Here’s a game to start with. If i say “nostalgia” and ask you to give 10 words that comes to mind, there are very high chances that if you have grown up in 70s or 80s, or even early 90s, you will find all those ten elements in Barfi! What else is a “radio”? Just another symbol for that old world charm. No wonder it has inspired the name for the lead character as well the title of the film. Quaint is the keyword in this postcard written by Anurag Basu and posted from a small hill town post box.
It’s kind of love triangle between Barfi (Ranbir Kapoor), Shruti (Illeana DÇruz) and Jhilmil (Priyanka Chopra). He can’t speak. She doesn’t speak. And the third one who is unlike the other two – can speak, hear and think, she doesn’t have the guts. So there are hardly any dialogues between the three and this is where Basu shines as a director. He creates simple and gorgeous moments between the lead characters and his camera captures it by dipping every frame in nostalgia. If i am not wrong, he might have started the film that way too. The film opens with a text plate where Basu dedicates the film to his father. Ileana’s look and get up is based on his Mother (see the making of the film where he talks about it). And everything else somehow reminds you that Basu is trying to go back to his roots. As the film opens, it tries to soak you in the same mood – old man, phone call, flashback, voice over, train journey (by the window seat), curvy roads, hill station, tunnel, rain, green fields, paper toys. Aha, you know the drift. And it continues that way with soap bubbles, fireflies and more. Ten down?

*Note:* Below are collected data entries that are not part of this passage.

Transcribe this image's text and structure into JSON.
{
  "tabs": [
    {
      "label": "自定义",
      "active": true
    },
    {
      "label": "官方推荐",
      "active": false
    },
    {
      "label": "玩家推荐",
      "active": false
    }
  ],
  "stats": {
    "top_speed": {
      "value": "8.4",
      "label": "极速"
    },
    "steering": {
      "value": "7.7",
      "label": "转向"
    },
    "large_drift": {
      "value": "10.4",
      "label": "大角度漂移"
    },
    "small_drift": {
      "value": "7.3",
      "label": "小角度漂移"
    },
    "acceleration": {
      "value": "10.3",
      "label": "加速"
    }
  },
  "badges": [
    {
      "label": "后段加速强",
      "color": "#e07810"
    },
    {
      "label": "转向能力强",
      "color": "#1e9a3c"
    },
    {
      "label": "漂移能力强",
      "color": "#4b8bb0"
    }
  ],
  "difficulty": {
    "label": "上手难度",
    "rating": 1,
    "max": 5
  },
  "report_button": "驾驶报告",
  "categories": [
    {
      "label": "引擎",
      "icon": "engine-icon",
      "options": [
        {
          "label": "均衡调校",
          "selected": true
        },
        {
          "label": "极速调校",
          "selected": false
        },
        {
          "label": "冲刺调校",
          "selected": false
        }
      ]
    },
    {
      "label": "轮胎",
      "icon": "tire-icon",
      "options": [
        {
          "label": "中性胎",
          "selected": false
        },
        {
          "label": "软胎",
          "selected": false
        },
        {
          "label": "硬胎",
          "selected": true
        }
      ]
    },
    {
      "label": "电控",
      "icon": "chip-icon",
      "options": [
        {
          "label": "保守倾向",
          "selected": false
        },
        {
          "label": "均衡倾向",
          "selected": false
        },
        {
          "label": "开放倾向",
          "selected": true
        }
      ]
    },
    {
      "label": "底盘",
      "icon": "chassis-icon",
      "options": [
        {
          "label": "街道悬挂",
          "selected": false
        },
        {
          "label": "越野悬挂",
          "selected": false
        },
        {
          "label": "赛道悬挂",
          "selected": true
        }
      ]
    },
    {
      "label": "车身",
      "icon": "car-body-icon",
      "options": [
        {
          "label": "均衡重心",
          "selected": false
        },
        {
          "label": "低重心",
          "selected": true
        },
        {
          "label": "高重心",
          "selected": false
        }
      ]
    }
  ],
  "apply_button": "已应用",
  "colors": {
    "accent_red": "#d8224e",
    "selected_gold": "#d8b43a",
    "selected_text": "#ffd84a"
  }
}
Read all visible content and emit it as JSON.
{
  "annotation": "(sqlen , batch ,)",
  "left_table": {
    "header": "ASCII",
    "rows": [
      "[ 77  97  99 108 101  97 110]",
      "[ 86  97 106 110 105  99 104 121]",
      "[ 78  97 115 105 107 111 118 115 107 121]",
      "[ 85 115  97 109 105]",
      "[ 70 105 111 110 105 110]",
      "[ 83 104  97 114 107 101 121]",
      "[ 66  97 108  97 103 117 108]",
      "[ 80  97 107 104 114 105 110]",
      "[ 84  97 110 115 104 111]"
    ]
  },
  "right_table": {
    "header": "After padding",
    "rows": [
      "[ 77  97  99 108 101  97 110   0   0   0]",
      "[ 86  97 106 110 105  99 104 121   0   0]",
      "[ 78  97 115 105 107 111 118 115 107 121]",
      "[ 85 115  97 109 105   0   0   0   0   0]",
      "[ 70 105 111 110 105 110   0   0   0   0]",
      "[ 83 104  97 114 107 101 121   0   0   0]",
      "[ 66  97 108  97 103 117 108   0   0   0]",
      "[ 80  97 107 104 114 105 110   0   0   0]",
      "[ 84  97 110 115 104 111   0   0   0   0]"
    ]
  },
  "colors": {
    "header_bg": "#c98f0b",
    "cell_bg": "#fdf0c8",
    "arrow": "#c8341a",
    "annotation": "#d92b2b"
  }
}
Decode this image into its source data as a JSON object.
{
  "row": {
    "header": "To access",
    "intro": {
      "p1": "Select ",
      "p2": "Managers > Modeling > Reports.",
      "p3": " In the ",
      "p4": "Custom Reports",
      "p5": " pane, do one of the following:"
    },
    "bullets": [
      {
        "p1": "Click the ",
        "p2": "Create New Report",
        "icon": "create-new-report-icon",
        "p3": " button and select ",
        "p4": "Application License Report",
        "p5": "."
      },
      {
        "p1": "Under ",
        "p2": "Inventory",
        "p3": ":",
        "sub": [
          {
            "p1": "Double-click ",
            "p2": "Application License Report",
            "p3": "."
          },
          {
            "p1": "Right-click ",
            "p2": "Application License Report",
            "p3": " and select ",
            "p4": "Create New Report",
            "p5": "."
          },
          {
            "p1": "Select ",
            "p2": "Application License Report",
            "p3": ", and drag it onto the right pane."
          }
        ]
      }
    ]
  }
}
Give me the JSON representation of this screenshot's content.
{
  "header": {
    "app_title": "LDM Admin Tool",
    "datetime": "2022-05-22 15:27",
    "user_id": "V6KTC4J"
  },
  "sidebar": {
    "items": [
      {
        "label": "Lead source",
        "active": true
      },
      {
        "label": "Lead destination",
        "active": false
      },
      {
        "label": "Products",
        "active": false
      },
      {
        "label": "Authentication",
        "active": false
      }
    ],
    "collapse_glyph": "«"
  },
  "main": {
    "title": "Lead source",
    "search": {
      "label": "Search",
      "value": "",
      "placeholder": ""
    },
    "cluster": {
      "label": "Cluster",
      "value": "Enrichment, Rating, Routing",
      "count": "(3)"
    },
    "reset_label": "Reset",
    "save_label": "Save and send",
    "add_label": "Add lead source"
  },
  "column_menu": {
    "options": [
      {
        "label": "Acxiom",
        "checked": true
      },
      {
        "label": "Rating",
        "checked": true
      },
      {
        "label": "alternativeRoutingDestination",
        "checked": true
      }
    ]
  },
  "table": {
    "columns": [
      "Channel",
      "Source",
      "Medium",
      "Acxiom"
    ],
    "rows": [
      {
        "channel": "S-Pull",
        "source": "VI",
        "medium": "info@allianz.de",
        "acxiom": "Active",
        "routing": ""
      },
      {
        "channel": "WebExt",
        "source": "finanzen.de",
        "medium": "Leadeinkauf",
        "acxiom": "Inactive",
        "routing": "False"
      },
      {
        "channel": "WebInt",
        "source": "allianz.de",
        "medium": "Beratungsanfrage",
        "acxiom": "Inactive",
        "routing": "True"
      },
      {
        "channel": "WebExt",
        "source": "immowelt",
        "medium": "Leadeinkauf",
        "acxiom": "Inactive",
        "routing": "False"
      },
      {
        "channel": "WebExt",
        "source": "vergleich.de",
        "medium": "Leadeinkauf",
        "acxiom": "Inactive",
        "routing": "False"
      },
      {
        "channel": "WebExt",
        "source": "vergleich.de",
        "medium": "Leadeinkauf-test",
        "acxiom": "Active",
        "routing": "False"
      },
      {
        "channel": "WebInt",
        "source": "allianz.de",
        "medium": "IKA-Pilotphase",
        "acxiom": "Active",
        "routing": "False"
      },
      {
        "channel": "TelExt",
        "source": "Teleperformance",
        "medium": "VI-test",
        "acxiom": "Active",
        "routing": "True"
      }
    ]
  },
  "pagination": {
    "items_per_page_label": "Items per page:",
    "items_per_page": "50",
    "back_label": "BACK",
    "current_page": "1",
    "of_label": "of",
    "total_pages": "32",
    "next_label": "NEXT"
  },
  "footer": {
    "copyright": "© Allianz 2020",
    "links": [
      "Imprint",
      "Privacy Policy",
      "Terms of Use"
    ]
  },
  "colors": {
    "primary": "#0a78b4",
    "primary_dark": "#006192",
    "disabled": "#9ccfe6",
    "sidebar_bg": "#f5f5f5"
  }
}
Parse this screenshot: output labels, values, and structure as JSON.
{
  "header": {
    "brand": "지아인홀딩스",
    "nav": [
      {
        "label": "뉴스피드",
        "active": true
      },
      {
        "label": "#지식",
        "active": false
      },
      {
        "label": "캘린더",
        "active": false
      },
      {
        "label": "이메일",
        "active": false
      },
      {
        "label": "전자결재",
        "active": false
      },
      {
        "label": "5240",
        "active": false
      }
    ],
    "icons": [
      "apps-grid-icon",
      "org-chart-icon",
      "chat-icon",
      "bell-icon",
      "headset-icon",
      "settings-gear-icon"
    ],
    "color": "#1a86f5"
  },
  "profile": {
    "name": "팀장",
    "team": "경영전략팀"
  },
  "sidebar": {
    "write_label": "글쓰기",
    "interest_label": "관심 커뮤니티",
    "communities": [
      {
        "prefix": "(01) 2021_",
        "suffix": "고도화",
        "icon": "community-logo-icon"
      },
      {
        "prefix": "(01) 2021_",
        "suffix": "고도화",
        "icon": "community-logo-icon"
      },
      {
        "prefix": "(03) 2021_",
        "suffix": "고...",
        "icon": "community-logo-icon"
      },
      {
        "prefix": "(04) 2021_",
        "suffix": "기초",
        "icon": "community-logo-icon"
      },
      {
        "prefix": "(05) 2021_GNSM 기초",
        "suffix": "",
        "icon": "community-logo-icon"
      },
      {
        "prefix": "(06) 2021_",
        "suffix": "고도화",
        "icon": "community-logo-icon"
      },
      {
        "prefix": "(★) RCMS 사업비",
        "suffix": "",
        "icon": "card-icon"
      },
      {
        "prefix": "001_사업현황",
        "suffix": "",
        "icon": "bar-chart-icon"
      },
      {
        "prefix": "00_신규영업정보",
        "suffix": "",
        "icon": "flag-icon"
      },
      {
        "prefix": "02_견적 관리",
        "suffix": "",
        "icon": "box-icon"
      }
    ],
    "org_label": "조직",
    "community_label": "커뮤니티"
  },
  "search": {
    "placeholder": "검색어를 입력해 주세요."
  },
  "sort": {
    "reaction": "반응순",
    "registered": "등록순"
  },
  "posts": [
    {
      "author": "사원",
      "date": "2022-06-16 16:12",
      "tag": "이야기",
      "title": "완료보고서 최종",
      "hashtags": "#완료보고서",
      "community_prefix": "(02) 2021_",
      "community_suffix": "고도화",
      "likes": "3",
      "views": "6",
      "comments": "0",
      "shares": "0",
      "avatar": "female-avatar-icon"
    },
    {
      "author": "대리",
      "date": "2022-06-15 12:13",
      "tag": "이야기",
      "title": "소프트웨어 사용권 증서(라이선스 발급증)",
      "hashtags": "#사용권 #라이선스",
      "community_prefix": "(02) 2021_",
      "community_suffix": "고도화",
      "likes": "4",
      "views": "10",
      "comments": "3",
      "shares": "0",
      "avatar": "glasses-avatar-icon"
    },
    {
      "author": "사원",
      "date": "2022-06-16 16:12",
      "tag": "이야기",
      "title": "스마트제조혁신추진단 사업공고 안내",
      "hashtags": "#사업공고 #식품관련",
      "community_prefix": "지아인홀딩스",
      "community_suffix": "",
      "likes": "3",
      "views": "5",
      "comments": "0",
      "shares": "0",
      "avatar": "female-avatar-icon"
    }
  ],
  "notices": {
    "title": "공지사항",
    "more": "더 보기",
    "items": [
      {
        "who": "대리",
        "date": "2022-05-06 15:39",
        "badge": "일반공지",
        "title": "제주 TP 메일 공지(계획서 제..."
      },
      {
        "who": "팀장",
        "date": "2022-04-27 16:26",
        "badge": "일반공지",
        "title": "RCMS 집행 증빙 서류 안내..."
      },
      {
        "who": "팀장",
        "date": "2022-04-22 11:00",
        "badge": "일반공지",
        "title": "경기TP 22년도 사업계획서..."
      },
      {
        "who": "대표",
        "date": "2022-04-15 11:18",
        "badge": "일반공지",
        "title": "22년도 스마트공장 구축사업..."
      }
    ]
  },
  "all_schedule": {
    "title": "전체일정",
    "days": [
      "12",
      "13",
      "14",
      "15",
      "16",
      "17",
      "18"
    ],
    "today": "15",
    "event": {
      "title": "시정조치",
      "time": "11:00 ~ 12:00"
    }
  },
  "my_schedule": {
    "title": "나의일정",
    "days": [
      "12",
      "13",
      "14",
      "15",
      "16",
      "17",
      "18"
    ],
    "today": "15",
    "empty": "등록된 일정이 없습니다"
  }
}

Basu’s film is set in a world of disarming charm where naivety wins over everything, where love is all you need. And it’s so hard to believe it all in today’s cynical and materialistic world. Would you? I don’t know. Just the other day i was still trying to figure out the madness for the new IPhone. Well, art and design is fine but it doesn’t come cheap. And it reminded me of an incident during the Doha Tribeca Film Fest. They had a segment for short films for Under-13. The film which won the first prize left me pondering. It was about a kid who gets a new expensive mobile phone and then he starts behaving like a phone. He needs to be charged, needs the signals and his body behaves like the keypad which can be operated. All treated in a comic tone but i was left wondering if the kid’s world really revolved around a mobile phone. This is the only story he could think of? Life as a mobile phone? May be the black humour of the kid’s real life was better than the film. May be i am just old fashioned? May be we were different as kids. May be every generation says the same. But one thing is for sure – we were never told to chase money and materials. May be that’s why it all feels weird now. And may be that’s why Basu’s characters had to be “challenged” in this era to not chase the “money and materials”. And the one who chases it, she….well, that would be a spoiler.
I never bothered to watch Basu’s last film Kites which was a big flop and it never looked like his film to start with. Even when he plagiarised entire plot in his previous films, they were always visually strong. Parts of Barfi is inspired too but Basu is in top form with this one. Almost everything is pitch perfect in direction except two issues – the thriller element in the film looked so weird and forced. It just doesn’t gel. And what’s with the crisscross flashback narrative? Sometimes even flashback in a flashback. It became confusing at so many points and i was wondering if Barfi! is the Inception of flashbacks. Wouldn’t a simpler narrative be better? Aha, blame it again on nostalgia – flashback! And characters talking to the camera with their names coming on screen. Why? No clue.
But extra points to the film for not trying hard to work on your tear glands to get the sympathy vote. Please note, Mister Bhansali.
As the trailers of the film came out, we all thought that Priyanka is going to kill the film. If she is controlled, she can do magic. Remember Kaminey? But mostly she goes over the top and is melodramatic. She proved everyone wrong and how! It takes some time to adjust to the fact that it’s Priyanka Chopra playing Jhilmil but once you do that, it’s hard to believe the way she portrays the character. Not a single false note. And Ranbir Kapoor, what’s next? He is born to act. I don’t have too many adjectives to define his natural talent to get into the skin of every character that he portrays. Supporting characters are well cast and some of them ooze so much warmth even though they don’t have a single dialogue.
Go with little patience and watch it. Barfi! falters on some uneven tracks too but it’s a rare film which will melt your cynicism. At least for two hours.
Or, may be, it’s just good old nostalgia. Those flip-flop green window panels of old Calcutta always does it for me.